Dampak Asap Kebakaran TPA Jatiwaringin, 22 Warga Masih Dirawat karena ISPA


  • Minggu, 05 Juli 2026 | 09:30
  • | News
 Dampak Asap Kebakaran TPA Jatiwaringin, 22 Warga Masih Dirawat karena ISPA Bupati Tangerang Moch Maesyal Rasyid memberikan keterangan resmi terkait penanganan kebakaran TPA Jatiwaringin, Mauk, Kabupaten Tangerang, Banten. ANTARA/Azmi Samsul M.

TANGERANG, ARAHKITA.COM – Kondisi kesehatan warga terdampak kebakaran Tempat Pembuangan Akhir (TPA) Jatiwaringin di Kecamatan Mauk, Kabupaten Tangerang, mulai menunjukkan perkembangan positif.
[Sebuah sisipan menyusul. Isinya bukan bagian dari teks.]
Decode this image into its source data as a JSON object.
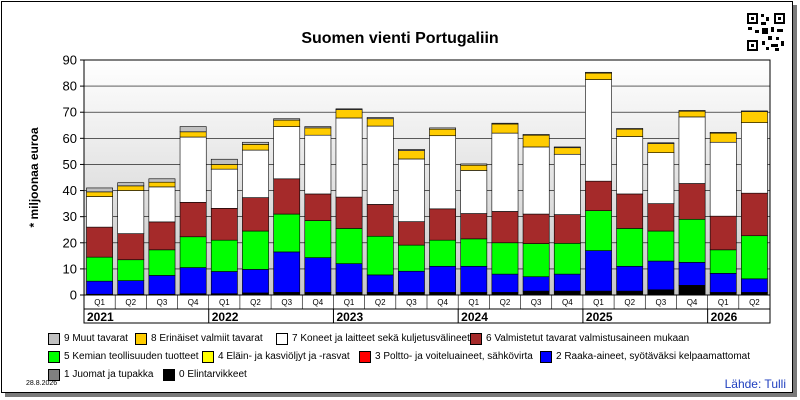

Meski demikian, sebanyak 22 warga masih menjalani pendampingan medis akibat Infeksi Saluran Pernapasan Akut (ISPA) yang dipicu paparan asap kebakaran.

Bupati Tangerang Moch Maesyal Rasyid mengatakan jumlah penderita ISPA kini mengalami penurunan dibandingkan beberapa hari sebelumnya yang sempat mencapai lebih dari 100 orang.

"Dari seratusan warga yang terindikasi terkena ISPA, saat ini tinggal 22 orang yang masih mendapatkan penanganan dari petugas Puskesmas di bawah Dinas Kesehatan Kabupaten Tangerang," ujar Maesyal di Tangerang, Minggu (5/7/2026).

Berdasarkan data Dinas Kesehatan Kabupaten Tangerang, tercatat sebanyak 154 warga sempat mengalami gejala gangguan saluran pernapasan akibat asap kebakaran. Sebagian besar telah membaik setelah mendapatkan pemeriksaan dan pengobatan.

Meski angka kasus menurun, Pemerintah Kabupaten Tangerang tetap mengintensifkan pelayanan kesehatan kepada masyarakat. Petugas kesehatan melakukan pemeriksaan secara door to door, terutama bagi warga yang memilih tetap berada di rumah dan tidak mengungsi.

"Kami mendatangi langsung rumah-rumah warga untuk memastikan kondisi kesehatan mereka tetap terpantau," kata Maesyal.

Dua Posko Pengungsian Disiapkan

Sebagai langkah penanganan darurat, Pemkab Tangerang juga mendirikan dua posko pengungsian bagi warga yang terdampak asap kebakaran.

Posko pertama berada di Kantor Desa Tanjakan Mekar, sedangkan posko kedua berada di Desa Rajeg Mulya. Kedua lokasi tersebut sempat menampung ratusan warga yang dievakuasi oleh petugas gabungan dari BPBD, TNI, dan Polri.

Menurut Maesyal, sebagian warga hanya mengungsi selama satu hingga dua malam sebelum akhirnya kembali ke rumah masing-masing setelah kondisi dinilai lebih aman.

Dinkes Kerahkan 50 Tenaga Medis

Sementara itu, Kepala Dinas Kesehatan Kabupaten Tangerang Hendra Tarmizi mengatakan jumlah tenaga kesehatan yang diterjunkan terus ditambah untuk mempercepat pelayanan kepada masyarakat terdampak.

Jika pada awal kejadian hanya sekitar belasan petugas yang bertugas, kini sebanyak 50 tenaga medis telah disiagakan dengan dukungan dari sejumlah Puskesmas di wilayah sekitar.

Penambahan personel dilakukan karena asap hasil pembakaran sampah mulai menyebar hingga kawasan permukiman dan memicu gangguan kesehatan pada warga.

Hingga saat ini, jumlah masyarakat yang telah mendapatkan pelayanan kesehatan di posko darurat diperkirakan mendekati 200 orang. Keluhan yang paling banyak ditemukan masih didominasi ISPA.

Kelompok yang paling banyak memeriksakan diri terdiri atas anak-anak, ibu hamil, hingga orang dewasa yang mengalami gangguan pernapasan akibat paparan asap dikutip Antara.

Fokus Cegah Pneumonia

Dinas Kesehatan Kabupaten Tangerang menegaskan bahwa fokus utama penanganan saat ini adalah mencegah ISPA berkembang menjadi pneumonia, terutama pada kelompok rentan seperti balita dan lanjut usia.

Pneumonia dapat menimbulkan komplikasi serius apabila tidak ditangani sejak dini.

Karena itu, masyarakat diimbau mengurangi aktivitas di luar ruangan selama asap masih menyelimuti wilayah terdampak serta selalu menggunakan masker ketika harus beraktivitas di luar rumah.

Pemerintah daerah memastikan pelayanan kesehatan akan terus diberikan hingga kondisi warga benar-benar pulih dan kualitas udara kembali membaik.